You have worked hard all of your life, you bought life insurance when you were young and the rates were not that bad. You have always taken very good care of yourself, physically and financially, and now here you are with a very bizarre sounding problem: you have outlived your assets. Once upon a time, the life expectancy was about twenty years less than what it is now. Living well into your eighties or even nineties is not as unusual nowadays.

Even with the most careful planning and the best insurance policies, there is a chance that your money will run out before your life does.

That is why the experts call the annuity the “reverse” life insurance policy. There are quite a few options and a financial review with a planner or an insurance agent is always the wisest course of action when selecting such an important item.

Generally, the two major differences in each of the annuity plans are the way money is put in and paid out in the end. If you know, for instance, that all of the money for this annuity will come from one source alone, then you can choose to have a single term annuity with deferred pay out.
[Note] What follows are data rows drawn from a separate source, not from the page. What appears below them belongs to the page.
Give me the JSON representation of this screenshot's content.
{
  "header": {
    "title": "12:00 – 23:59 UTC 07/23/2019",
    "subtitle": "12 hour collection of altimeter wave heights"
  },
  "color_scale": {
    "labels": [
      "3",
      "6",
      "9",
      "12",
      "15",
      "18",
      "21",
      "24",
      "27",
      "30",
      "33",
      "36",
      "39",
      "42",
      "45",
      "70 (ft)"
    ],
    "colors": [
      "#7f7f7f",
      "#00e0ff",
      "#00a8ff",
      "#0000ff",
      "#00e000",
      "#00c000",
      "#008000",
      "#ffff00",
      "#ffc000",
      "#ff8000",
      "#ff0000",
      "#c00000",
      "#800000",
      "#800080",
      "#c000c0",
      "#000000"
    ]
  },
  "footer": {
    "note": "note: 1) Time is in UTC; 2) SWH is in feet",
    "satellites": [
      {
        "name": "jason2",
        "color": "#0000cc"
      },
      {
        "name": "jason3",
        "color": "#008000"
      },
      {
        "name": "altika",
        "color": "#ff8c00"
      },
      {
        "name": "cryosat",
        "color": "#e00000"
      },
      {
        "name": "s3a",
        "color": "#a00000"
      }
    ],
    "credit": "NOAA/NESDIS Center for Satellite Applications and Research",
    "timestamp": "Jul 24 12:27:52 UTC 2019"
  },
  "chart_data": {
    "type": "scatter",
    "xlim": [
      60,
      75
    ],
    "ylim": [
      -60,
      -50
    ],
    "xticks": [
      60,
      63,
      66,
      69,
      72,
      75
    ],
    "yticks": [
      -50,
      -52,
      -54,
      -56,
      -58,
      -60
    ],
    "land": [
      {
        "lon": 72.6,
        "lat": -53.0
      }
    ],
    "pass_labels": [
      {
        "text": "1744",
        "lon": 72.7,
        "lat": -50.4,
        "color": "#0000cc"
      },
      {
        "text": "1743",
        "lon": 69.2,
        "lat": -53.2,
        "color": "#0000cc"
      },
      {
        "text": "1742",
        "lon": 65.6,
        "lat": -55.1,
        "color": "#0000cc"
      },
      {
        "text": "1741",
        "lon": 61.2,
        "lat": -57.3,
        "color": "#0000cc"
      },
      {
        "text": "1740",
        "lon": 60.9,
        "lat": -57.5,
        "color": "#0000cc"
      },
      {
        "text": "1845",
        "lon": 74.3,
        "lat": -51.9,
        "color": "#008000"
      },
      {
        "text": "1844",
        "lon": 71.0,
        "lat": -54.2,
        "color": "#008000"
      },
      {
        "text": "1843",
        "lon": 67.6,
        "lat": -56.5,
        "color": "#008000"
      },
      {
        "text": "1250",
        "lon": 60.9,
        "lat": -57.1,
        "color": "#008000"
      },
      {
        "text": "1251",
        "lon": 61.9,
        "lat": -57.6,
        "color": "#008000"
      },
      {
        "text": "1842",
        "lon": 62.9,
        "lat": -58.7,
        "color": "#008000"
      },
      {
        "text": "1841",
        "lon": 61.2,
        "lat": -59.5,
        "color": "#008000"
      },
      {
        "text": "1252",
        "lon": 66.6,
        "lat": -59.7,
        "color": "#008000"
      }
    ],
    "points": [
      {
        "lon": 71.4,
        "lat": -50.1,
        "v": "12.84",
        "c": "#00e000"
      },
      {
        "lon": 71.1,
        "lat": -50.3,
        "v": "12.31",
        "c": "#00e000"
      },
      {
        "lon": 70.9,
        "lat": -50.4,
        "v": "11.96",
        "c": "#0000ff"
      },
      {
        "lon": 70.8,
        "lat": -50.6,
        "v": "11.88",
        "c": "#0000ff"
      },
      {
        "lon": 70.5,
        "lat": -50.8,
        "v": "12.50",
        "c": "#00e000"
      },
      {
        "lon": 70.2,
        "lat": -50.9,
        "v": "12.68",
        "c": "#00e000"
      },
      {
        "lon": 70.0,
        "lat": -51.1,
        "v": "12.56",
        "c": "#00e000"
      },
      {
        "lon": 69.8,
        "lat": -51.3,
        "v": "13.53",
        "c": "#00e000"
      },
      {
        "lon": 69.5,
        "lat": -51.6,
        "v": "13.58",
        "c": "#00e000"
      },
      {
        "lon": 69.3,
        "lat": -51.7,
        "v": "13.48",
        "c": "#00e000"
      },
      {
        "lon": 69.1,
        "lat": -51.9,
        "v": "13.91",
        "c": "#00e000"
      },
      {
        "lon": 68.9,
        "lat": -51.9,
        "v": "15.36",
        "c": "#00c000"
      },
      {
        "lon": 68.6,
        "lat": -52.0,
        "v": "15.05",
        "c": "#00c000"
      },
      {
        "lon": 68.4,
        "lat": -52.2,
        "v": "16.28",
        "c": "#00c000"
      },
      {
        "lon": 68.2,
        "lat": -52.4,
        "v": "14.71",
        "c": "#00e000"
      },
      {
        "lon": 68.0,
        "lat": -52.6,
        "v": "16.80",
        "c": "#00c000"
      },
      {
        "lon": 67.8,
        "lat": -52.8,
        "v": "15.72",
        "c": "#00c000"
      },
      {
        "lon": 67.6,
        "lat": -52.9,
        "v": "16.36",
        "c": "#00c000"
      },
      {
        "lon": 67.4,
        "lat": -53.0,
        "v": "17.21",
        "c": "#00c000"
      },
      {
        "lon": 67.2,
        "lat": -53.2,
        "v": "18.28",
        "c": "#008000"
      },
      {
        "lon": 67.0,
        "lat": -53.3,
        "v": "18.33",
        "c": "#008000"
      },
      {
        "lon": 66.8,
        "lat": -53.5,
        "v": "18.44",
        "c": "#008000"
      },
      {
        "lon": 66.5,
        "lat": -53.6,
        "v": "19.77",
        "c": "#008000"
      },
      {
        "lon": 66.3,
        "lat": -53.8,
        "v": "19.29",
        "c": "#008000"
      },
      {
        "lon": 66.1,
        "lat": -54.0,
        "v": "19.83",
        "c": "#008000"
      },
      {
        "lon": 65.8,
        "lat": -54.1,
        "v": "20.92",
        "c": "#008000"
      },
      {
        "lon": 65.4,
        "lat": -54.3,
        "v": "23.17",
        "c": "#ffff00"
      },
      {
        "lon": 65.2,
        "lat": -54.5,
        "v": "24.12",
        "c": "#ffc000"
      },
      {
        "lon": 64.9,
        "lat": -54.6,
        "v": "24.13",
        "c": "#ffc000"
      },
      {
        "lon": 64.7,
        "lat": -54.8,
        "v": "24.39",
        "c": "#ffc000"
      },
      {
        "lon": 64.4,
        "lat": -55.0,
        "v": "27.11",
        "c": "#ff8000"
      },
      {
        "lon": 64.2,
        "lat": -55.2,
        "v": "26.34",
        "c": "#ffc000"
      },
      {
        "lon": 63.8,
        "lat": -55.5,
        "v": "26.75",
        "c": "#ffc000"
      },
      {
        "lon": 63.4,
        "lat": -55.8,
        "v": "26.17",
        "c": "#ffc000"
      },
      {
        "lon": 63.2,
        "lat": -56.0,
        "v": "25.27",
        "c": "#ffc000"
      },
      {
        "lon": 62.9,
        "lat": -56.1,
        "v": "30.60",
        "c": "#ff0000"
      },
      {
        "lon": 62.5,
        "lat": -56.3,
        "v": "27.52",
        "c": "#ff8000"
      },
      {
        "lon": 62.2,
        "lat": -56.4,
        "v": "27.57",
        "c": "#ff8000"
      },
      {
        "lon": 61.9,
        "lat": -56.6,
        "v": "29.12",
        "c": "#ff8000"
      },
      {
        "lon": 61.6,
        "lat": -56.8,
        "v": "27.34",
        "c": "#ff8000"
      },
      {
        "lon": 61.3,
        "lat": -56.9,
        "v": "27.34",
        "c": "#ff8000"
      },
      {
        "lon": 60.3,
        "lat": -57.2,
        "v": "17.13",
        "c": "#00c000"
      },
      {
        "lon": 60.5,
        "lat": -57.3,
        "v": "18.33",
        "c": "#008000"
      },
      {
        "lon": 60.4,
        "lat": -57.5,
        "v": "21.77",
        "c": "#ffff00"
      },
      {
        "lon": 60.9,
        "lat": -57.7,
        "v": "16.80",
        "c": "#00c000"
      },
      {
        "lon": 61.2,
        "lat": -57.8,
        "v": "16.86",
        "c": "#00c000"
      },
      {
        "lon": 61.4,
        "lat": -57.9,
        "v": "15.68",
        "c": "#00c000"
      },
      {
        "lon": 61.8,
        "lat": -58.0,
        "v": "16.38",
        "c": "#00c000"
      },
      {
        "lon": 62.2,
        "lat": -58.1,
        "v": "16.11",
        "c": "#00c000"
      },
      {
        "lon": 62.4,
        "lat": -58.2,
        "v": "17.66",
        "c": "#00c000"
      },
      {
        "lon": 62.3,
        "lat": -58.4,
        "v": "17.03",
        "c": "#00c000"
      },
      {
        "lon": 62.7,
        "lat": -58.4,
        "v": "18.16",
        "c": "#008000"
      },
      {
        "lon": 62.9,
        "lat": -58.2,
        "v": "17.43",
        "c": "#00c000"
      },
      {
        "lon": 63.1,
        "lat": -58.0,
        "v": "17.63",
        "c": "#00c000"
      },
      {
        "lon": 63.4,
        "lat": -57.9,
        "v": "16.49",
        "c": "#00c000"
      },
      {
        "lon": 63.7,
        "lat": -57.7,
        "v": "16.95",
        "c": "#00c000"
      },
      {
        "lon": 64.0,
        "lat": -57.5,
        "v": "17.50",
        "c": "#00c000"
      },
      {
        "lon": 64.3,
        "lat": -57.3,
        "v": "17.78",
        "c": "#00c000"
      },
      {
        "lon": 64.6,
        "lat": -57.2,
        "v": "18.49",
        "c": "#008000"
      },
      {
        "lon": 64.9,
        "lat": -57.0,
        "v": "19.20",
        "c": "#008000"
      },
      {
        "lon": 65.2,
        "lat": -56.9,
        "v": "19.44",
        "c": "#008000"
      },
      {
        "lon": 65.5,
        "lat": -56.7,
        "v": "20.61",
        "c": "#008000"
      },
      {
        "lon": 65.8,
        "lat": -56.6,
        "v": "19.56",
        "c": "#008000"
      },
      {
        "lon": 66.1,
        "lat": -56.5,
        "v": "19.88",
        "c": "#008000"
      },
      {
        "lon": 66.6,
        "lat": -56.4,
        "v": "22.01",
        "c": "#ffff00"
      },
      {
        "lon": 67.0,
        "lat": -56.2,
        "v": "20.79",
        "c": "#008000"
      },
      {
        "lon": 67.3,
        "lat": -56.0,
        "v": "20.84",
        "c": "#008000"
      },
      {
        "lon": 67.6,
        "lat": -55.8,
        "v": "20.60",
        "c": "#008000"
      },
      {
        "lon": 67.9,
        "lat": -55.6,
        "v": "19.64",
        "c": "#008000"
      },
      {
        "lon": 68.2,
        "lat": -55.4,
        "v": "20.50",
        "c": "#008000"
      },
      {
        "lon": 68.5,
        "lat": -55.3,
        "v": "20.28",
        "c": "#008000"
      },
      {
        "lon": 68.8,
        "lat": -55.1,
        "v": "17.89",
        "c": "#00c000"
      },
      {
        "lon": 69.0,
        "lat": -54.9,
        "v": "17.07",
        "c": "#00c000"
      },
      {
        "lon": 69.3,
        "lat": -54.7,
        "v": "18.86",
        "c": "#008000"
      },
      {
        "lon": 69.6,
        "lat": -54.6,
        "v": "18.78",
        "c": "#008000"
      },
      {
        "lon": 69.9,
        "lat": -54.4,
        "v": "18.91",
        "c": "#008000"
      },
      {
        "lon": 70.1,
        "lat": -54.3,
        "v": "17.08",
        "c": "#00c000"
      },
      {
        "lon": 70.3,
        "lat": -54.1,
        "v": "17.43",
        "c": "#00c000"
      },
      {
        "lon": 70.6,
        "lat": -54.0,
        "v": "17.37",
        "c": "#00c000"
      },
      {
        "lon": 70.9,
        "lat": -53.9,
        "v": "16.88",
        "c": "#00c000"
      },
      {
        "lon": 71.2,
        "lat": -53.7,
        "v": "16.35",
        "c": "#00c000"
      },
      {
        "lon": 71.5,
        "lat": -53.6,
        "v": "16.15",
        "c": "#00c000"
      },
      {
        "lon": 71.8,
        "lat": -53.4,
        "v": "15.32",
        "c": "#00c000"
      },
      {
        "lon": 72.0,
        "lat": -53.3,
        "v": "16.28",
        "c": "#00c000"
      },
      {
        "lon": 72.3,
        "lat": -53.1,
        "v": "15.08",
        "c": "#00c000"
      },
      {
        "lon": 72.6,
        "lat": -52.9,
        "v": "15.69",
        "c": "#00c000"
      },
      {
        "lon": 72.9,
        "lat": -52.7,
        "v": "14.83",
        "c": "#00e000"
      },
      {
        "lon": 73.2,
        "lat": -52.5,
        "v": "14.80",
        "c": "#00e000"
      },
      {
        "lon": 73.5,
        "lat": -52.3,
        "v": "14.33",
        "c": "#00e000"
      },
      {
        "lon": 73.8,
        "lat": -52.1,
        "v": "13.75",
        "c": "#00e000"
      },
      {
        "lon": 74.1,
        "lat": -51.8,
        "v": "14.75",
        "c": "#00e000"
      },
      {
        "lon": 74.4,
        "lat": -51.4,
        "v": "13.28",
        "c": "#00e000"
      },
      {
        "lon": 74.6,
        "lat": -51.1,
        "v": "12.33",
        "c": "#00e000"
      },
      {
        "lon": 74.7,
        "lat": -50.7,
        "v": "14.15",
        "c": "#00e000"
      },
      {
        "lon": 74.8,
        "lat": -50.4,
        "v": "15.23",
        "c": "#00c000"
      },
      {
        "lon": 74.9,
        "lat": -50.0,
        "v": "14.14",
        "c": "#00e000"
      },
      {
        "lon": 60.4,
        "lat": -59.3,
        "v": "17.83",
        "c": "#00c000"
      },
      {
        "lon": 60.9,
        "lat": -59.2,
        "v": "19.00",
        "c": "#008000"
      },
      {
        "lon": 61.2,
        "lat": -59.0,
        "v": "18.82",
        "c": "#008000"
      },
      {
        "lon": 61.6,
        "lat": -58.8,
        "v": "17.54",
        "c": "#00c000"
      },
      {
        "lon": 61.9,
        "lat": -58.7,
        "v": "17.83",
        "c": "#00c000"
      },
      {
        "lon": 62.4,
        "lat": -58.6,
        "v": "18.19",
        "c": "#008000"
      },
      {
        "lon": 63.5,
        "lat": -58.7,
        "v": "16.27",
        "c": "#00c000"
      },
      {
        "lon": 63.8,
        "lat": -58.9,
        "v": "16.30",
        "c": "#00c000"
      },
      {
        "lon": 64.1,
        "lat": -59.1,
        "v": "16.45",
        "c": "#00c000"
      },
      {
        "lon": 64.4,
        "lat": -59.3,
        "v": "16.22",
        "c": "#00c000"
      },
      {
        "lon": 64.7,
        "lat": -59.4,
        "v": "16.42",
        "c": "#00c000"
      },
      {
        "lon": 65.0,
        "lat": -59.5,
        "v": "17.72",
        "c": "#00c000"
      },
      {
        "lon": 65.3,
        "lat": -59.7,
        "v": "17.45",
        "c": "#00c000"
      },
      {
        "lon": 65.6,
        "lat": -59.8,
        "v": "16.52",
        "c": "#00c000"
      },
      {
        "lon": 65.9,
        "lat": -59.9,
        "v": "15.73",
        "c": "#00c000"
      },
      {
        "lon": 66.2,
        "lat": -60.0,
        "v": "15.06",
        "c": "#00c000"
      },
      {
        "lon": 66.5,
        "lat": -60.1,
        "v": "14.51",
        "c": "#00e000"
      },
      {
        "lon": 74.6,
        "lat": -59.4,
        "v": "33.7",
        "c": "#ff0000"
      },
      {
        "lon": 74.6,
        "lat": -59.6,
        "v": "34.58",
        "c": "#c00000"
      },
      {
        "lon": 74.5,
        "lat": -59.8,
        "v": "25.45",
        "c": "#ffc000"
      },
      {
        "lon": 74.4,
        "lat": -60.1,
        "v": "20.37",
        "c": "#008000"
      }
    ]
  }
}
If, on the other hand, your income sources vary, you can choose a more flexible plan. Always choose one that fits your current budget and your projected future needs, as well as one that has the best interest rate available to you.

If you have a large lump sum of money that you want to invest, you can buy into a guaranteed income life annuity which will protect you by taking that money and giving you a guaranteed pay out. Some annuities are also available as tax-deferred plans. Make sure that you understand everything about these investments before you lock your money into them; can you really afford this right now? Is there a set amount that you have to pay, or is it more flexible? What if you need that money before the annuity matures? Is there a penalty involved in an early withdrawal?

Remember all investments carry a risk with them, but they may still be worth it in the long run. Annuities are currently returning better for investors than a CD is because of low interest rates. No matter what you choose, seek the advice of a qualified professional and never invest beyond your current means. Saving for the future while you are starving in the present does not make any sense at all; nor does blowing money senselessly. If you do have the money to invest, do so, but be wise about it.

Do some research and know what it is that you want the money to do for you. Do you want to just get by in the future, or do you want a little cushion to pad any other retirement income that you might be looking forward to? All of these questions must be answered before you can move a single cent into the proper type of account.